En fin de compte, les marchés privés continuent de jouer un rôle essentiel dans la diversification des portefeuilles, complétant les actions cotées en bourse et les titres à revenu fixe pour créer une répartition de l’actif plus résiliente.

Appréciation du huard

Le dollar canadien a récupéré une grande partie de la dépréciation qu’il a connue en 2024 par rapport au dollar américain. Pour les investisseurs canadiens qui détiennent des actions américaines non couvertes, ce rebond a réduit les rendements en raison de l’effet de change. La figure 3 suit la variation des taux de change depuis 1970 et illustre donc le contexte associé aux fluctuations du dollar canadien par rapport au dollar américain à l’ère moderne. Depuis environ 2016, le dollar canadien se situe dans une fourchette relativement étroite, même pendant la récente flambée de l’inflation. À la fin de 2025, le dollar canadien se situait autour de 73 cents américains, ce qui représente un gain de près de 5 % par rapport à la clôture de l’année précédente.
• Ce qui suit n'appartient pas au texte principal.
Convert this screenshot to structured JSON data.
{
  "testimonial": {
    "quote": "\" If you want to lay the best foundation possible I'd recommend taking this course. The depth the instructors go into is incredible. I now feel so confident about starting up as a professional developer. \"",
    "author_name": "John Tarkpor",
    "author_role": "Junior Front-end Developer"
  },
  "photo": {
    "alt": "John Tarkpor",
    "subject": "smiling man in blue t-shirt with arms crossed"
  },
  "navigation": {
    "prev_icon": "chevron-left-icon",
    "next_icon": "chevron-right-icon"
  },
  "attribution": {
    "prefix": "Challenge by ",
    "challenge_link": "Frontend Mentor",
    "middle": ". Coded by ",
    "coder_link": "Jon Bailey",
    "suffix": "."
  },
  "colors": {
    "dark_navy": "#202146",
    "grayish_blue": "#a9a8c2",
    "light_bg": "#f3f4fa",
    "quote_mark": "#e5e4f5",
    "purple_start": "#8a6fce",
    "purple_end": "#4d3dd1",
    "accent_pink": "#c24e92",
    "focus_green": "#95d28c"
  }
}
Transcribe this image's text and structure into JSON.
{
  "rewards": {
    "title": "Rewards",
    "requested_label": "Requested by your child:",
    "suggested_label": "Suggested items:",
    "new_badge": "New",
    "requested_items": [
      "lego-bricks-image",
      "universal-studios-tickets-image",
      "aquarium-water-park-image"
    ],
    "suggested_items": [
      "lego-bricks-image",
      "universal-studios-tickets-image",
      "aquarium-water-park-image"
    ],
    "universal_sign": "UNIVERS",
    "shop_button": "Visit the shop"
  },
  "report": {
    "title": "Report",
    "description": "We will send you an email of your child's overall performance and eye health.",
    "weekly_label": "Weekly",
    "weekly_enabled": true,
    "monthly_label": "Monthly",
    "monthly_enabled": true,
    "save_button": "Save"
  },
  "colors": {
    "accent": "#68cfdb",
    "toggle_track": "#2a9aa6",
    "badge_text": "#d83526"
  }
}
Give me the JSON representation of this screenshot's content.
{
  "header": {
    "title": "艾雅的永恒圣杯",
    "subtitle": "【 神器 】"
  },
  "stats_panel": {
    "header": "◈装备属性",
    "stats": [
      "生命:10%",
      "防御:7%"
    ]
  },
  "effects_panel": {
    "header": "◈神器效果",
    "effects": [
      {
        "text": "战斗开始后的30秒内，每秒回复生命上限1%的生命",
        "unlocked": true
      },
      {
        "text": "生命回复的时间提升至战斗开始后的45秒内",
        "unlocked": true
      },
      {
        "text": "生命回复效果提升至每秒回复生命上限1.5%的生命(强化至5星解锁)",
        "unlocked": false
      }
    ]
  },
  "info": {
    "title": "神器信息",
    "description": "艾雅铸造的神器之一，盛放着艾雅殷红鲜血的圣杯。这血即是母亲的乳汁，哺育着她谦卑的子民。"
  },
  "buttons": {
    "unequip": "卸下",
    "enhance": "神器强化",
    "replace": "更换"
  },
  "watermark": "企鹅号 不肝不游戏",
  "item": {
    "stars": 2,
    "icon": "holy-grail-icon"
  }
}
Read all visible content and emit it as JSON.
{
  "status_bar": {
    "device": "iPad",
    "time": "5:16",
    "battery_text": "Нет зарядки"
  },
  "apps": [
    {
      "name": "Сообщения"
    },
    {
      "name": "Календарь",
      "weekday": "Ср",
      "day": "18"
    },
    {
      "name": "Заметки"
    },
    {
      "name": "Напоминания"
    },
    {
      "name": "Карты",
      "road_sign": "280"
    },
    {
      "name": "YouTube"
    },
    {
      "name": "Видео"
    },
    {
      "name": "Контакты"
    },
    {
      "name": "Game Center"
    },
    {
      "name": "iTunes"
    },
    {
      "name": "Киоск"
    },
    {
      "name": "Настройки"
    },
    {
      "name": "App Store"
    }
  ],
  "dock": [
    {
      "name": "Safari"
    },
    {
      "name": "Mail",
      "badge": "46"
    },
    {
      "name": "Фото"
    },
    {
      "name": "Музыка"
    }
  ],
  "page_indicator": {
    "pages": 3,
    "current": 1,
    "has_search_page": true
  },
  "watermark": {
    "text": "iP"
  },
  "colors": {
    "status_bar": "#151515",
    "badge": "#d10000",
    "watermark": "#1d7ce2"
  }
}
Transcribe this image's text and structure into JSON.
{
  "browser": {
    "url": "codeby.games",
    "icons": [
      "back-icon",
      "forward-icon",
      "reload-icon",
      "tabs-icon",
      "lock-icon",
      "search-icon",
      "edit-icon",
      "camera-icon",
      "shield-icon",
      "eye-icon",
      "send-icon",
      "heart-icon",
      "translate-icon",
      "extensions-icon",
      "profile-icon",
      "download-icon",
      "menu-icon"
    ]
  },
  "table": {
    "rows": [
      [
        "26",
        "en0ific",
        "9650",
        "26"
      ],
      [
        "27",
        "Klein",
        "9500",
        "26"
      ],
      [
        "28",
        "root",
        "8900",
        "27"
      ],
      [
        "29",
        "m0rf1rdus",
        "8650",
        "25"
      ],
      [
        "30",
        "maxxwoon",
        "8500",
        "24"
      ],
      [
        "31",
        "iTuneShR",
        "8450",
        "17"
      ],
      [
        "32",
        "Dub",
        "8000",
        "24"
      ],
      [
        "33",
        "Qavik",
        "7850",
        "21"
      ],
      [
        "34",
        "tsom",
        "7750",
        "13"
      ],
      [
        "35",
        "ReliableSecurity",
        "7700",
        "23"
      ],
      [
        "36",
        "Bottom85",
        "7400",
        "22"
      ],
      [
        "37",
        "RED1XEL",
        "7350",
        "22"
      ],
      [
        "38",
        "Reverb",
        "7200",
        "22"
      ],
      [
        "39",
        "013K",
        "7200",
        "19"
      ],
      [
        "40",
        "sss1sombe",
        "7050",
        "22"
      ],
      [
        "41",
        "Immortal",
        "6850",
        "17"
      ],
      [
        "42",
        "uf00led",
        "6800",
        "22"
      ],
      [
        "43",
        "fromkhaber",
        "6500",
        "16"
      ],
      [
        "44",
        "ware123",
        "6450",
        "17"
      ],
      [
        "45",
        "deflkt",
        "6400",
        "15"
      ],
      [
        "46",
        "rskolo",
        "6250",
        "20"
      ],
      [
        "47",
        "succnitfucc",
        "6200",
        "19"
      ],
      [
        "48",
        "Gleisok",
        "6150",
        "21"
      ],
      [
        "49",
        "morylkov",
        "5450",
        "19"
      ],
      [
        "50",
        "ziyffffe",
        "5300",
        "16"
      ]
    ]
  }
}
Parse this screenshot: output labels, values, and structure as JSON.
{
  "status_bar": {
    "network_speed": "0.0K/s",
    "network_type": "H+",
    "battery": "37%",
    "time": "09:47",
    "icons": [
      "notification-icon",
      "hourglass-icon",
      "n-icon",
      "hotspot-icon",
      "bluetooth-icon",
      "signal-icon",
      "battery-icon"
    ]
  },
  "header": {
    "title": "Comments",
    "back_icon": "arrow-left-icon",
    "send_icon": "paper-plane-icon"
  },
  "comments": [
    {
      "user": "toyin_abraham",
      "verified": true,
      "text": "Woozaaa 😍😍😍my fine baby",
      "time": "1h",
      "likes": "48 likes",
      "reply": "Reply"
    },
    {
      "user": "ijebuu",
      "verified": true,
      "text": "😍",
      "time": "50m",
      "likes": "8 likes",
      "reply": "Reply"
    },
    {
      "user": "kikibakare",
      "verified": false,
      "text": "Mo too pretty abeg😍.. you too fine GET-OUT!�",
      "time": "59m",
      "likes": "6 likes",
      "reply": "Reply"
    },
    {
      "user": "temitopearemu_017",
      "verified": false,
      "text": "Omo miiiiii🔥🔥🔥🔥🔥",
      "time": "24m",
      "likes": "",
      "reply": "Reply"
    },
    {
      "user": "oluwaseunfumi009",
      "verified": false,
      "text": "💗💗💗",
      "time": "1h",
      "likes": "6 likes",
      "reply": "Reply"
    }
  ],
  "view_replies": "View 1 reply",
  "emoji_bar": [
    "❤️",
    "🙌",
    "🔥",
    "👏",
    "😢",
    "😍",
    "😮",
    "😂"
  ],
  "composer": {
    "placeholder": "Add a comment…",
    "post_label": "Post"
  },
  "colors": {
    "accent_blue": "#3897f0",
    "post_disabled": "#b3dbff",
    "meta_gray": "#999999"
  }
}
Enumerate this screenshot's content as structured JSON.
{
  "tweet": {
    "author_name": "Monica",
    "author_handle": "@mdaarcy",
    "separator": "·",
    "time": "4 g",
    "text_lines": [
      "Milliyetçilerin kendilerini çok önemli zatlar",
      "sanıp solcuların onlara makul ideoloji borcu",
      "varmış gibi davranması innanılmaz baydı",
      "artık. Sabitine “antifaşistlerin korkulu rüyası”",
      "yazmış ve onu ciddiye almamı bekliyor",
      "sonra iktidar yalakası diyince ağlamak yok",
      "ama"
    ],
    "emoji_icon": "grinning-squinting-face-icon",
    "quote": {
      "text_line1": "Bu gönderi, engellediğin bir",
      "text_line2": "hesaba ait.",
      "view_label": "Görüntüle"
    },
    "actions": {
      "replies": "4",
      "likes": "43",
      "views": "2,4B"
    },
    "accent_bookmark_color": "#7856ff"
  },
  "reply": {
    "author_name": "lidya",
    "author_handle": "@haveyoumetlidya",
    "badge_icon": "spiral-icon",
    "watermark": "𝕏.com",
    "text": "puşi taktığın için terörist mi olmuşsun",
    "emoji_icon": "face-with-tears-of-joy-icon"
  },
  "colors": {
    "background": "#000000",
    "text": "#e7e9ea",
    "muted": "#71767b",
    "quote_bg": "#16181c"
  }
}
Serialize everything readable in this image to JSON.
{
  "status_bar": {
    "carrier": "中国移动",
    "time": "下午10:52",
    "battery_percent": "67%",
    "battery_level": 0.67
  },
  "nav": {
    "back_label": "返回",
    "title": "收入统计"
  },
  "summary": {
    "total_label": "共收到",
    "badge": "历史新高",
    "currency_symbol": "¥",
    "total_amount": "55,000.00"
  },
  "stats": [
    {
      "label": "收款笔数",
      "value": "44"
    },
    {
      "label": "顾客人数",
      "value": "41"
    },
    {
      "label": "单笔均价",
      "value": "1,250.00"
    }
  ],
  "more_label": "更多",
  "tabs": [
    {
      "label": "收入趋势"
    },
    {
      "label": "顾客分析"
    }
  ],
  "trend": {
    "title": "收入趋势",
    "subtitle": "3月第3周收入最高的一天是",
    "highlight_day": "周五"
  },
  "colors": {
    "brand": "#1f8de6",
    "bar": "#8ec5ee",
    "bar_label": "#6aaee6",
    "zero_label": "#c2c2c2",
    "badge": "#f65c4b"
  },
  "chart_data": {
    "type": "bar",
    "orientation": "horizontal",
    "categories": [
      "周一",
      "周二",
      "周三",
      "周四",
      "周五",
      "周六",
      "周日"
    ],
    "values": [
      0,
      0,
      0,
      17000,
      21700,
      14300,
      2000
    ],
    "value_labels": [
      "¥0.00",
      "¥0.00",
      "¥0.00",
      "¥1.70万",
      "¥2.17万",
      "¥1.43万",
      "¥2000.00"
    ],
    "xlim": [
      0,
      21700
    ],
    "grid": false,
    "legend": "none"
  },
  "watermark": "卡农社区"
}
Figure 3 – Historique du taux de change entre le dollar américain et le dollar canadien
Historique du taux de change USD/CAD de 1970 à 2025, montrant les tendances à long terme et un rebond à 73 cents américains d'ici la fin de l'année 2025.
Source : Bloomberg

Des occasions à saisir

Les occasions s’offrent aux investisseurs en 2026. Après plusieurs années de gains remarquables sur les marchés boursiers, le moment est venu de revoir à quel point votre portefeuille est réellement diversifié. Même si les placements non traditionnels ont récemment été à la traîne des actions mondiales qui ont monté en flèche, ils demeurent un outil essentiel pour accroître la résilience. En intégrant des placements non traditionnels à votre répartition de l’actif, vous pouvez mieux préparer votre portefeuille à composer avec les inévitables bouleversements du contexte financier.